# Office 2010 will not display its own help files



## arkoenig (Jun 5, 2008)

I'm running Office 2010 on Windows XP SP3. Whenever I try to ask for help, it pops up a dialog box that says:

There is a problem with one or more installed help files. Please repair your Office installation and try again.

I tried repairing the installation; no luck.

I tried renaming c:\Documents and Settings\All Users\Application Data\Microsoft Help and repairing the installation. Office created a new version of that folder and populated it. Office still won't display its help files.

If I log in as a different user, it works, which means there's something weird about my user profile.

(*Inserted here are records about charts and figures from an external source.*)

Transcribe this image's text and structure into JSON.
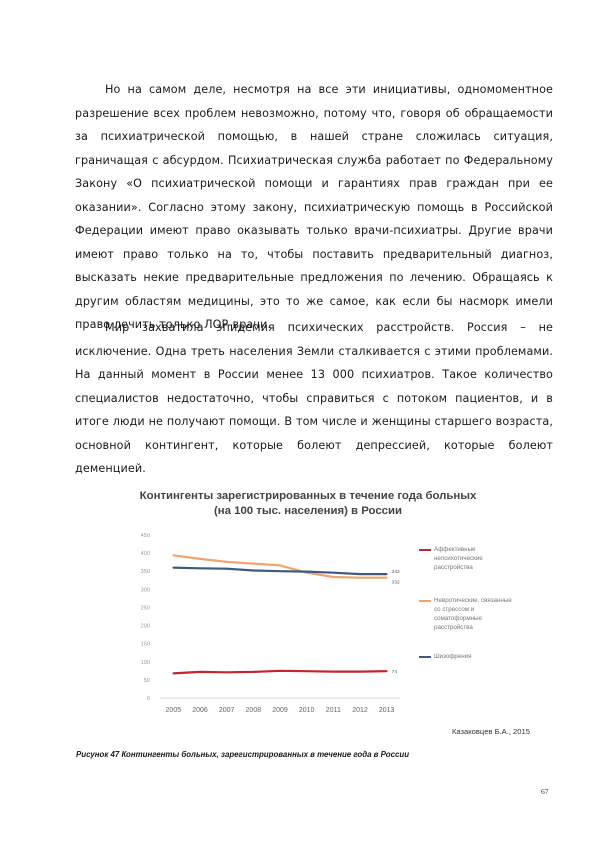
{
  "paragraphs": [
    "Но на самом деле, несмотря на все эти инициативы, одномоментное разрешение всех проблем невозможно, потому что, говоря об обращаемости за психиатрической помощью, в нашей стране сложилась ситуация, граничащая с абсурдом. Психиатрическая служба работает по Федеральному Закону «О психиатрической помощи и гарантиях прав граждан при ее оказании». Согласно этому закону, психиатрическую помощь в Российской Федерации имеют право оказывать только врачи-психиатры. Другие врачи имеют право только на то, чтобы поставить предварительный диагноз, высказать некие предварительные предложения по лечению. Обращаясь к другим областям медицины, это то же самое, как если бы насморк имели право лечить только ЛОР-врачи.",
    "Мир захватила эпидемия психических расстройств. Россия – не исключение. Одна треть населения Земли сталкивается с этими проблемами. На данный момент в России менее 13 000 психиатров. Такое количество специалистов недостаточно, чтобы справиться с потоком пациентов, и в итоге люди не получают помощи. В том числе и женщины старшего возраста, основной контингент, которые болеют депрессией, которые болеют деменцией."
  ],
  "chart_data": {
    "type": "line",
    "title_line1": "Контингенты зарегистрированных в течение года больных",
    "title_line2": "(на 100 тыс. населения) в России",
    "x": [
      "2005",
      "2006",
      "2007",
      "2008",
      "2009",
      "2010",
      "2011",
      "2012",
      "2013"
    ],
    "yticks": [
      "0",
      "50",
      "100",
      "150",
      "200",
      "250",
      "300",
      "350",
      "400",
      "450"
    ],
    "ylim": [
      0,
      450
    ],
    "grid": false,
    "legend_position": "right",
    "series": [
      {
        "name": "Аффективные непсихотические расстройства",
        "color": "#c0282d",
        "values": [
          68,
          72,
          71,
          72,
          75,
          74,
          73,
          73,
          74
        ],
        "end_label": "74"
      },
      {
        "name": "Невротические, связанные со стрессом и соматоформные расстройства",
        "color": "#f0a36a",
        "values": [
          394,
          384,
          376,
          371,
          366,
          346,
          334,
          332,
          332
        ],
        "end_label": "332"
      },
      {
        "name": "Шизофрения",
        "color": "#3d5a80",
        "values": [
          360,
          358,
          357,
          352,
          350,
          349,
          346,
          342,
          342
        ],
        "end_label": "342"
      }
    ]
  },
  "source": "Казаковцев Б.А., 2015",
  "caption": "Рисунок 47 Контингенты больных, зарегистрированных в течение года в России",
  "page_number": "67"
}
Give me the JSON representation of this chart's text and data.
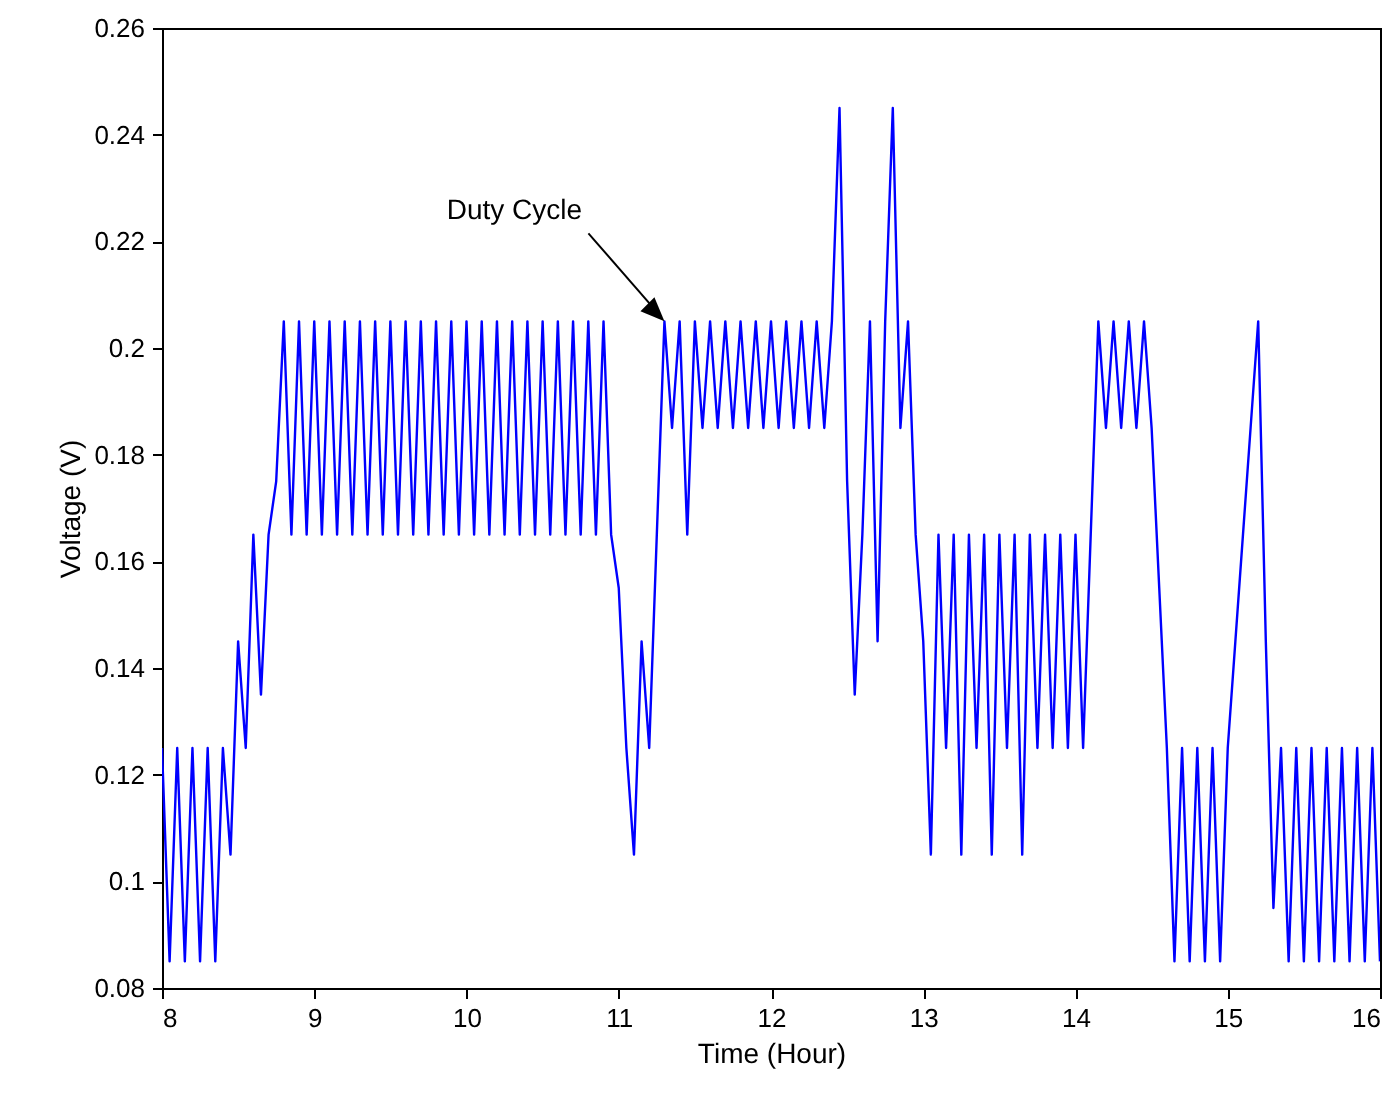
{
  "chart_data": {
    "type": "line",
    "xlabel": "Time (Hour)",
    "ylabel": "Voltage (V)",
    "xlim": [
      8,
      16
    ],
    "xticks": [
      8,
      9,
      10,
      11,
      12,
      13,
      14,
      15,
      16
    ],
    "ylim": [
      0.08,
      0.26
    ],
    "yticks": [
      0.08,
      0.1,
      0.12,
      0.14,
      0.16,
      0.18,
      0.2,
      0.22,
      0.24,
      0.26
    ],
    "grid": false,
    "marker": "none",
    "line_style": "solid",
    "annotations": [
      {
        "text": "Duty Cycle",
        "x": 11.3,
        "y": 0.205
      }
    ],
    "x": [
      8.0,
      8.05,
      8.1,
      8.15,
      8.2,
      8.25,
      8.3,
      8.35,
      8.4,
      8.45,
      8.5,
      8.55,
      8.6,
      8.65,
      8.7,
      8.75,
      8.8,
      8.85,
      8.9,
      8.95,
      9.0,
      9.05,
      9.1,
      9.15,
      9.2,
      9.25,
      9.3,
      9.35,
      9.4,
      9.45,
      9.5,
      9.55,
      9.6,
      9.65,
      9.7,
      9.75,
      9.8,
      9.85,
      9.9,
      9.95,
      10.0,
      10.05,
      10.1,
      10.15,
      10.2,
      10.25,
      10.3,
      10.35,
      10.4,
      10.45,
      10.5,
      10.55,
      10.6,
      10.65,
      10.7,
      10.75,
      10.8,
      10.85,
      10.9,
      10.95,
      11.0,
      11.05,
      11.1,
      11.15,
      11.2,
      11.25,
      11.3,
      11.35,
      11.4,
      11.45,
      11.5,
      11.55,
      11.6,
      11.65,
      11.7,
      11.75,
      11.8,
      11.85,
      11.9,
      11.95,
      12.0,
      12.05,
      12.1,
      12.15,
      12.2,
      12.25,
      12.3,
      12.35,
      12.4,
      12.45,
      12.5,
      12.55,
      12.6,
      12.65,
      12.7,
      12.75,
      12.8,
      12.85,
      12.9,
      12.95,
      13.0,
      13.05,
      13.1,
      13.15,
      13.2,
      13.25,
      13.3,
      13.35,
      13.4,
      13.45,
      13.5,
      13.55,
      13.6,
      13.65,
      13.7,
      13.75,
      13.8,
      13.85,
      13.9,
      13.95,
      14.0,
      14.05,
      14.1,
      14.15,
      14.2,
      14.25,
      14.3,
      14.35,
      14.4,
      14.45,
      14.5,
      14.55,
      14.6,
      14.65,
      14.7,
      14.75,
      14.8,
      14.85,
      14.9,
      14.95,
      15.0,
      15.05,
      15.1,
      15.15,
      15.2,
      15.25,
      15.3,
      15.35,
      15.4,
      15.45,
      15.5,
      15.55,
      15.6,
      15.65,
      15.7,
      15.75,
      15.8,
      15.85,
      15.9,
      15.95,
      16.0
    ],
    "series": [
      {
        "color": "#0000ff",
        "values": [
          0.125,
          0.085,
          0.125,
          0.085,
          0.125,
          0.085,
          0.125,
          0.085,
          0.125,
          0.105,
          0.145,
          0.125,
          0.165,
          0.135,
          0.165,
          0.175,
          0.205,
          0.165,
          0.205,
          0.165,
          0.205,
          0.165,
          0.205,
          0.165,
          0.205,
          0.165,
          0.205,
          0.165,
          0.205,
          0.165,
          0.205,
          0.165,
          0.205,
          0.165,
          0.205,
          0.165,
          0.205,
          0.165,
          0.205,
          0.165,
          0.205,
          0.165,
          0.205,
          0.165,
          0.205,
          0.165,
          0.205,
          0.165,
          0.205,
          0.165,
          0.205,
          0.165,
          0.205,
          0.165,
          0.205,
          0.165,
          0.205,
          0.165,
          0.205,
          0.165,
          0.155,
          0.125,
          0.105,
          0.145,
          0.125,
          0.165,
          0.205,
          0.185,
          0.205,
          0.165,
          0.205,
          0.185,
          0.205,
          0.185,
          0.205,
          0.185,
          0.205,
          0.185,
          0.205,
          0.185,
          0.205,
          0.185,
          0.205,
          0.185,
          0.205,
          0.185,
          0.205,
          0.185,
          0.205,
          0.245,
          0.175,
          0.135,
          0.165,
          0.205,
          0.145,
          0.205,
          0.245,
          0.185,
          0.205,
          0.165,
          0.145,
          0.105,
          0.165,
          0.125,
          0.165,
          0.105,
          0.165,
          0.125,
          0.165,
          0.105,
          0.165,
          0.125,
          0.165,
          0.105,
          0.165,
          0.125,
          0.165,
          0.125,
          0.165,
          0.125,
          0.165,
          0.125,
          0.165,
          0.205,
          0.185,
          0.205,
          0.185,
          0.205,
          0.185,
          0.205,
          0.185,
          0.155,
          0.125,
          0.085,
          0.125,
          0.085,
          0.125,
          0.085,
          0.125,
          0.085,
          0.125,
          0.145,
          0.165,
          0.185,
          0.205,
          0.145,
          0.095,
          0.125,
          0.085,
          0.125,
          0.085,
          0.125,
          0.085,
          0.125,
          0.085,
          0.125,
          0.085,
          0.125,
          0.085,
          0.125,
          0.085
        ]
      }
    ]
  }
}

It works fine on my other computer, which as far as I know is configured similarly.

Any idea how I can find out what Office doesn't like about my user profile? I've seen the suggestion elsewhere that the way to solve this problem is to create a brand new user profile, copy all your stuff over to it, and use that instead. I really, really don't want to do that because of the number of unknown other things it is sure to screw up.


----------



## arkoenig (Jun 5, 2008)

In case anyone cares, I solved the problem.

The trick is to launch Internet Explorer, select Tools -> Internet Options -> Delete...

Then make sure "Temporary Internet Files" is checked, "Preserve Favorites website data" is _unchecked_ and select Delete again. If "Preserve Favorites website data" is left checked by accident, as I did the first few times I tried, it won't solve the problem


----------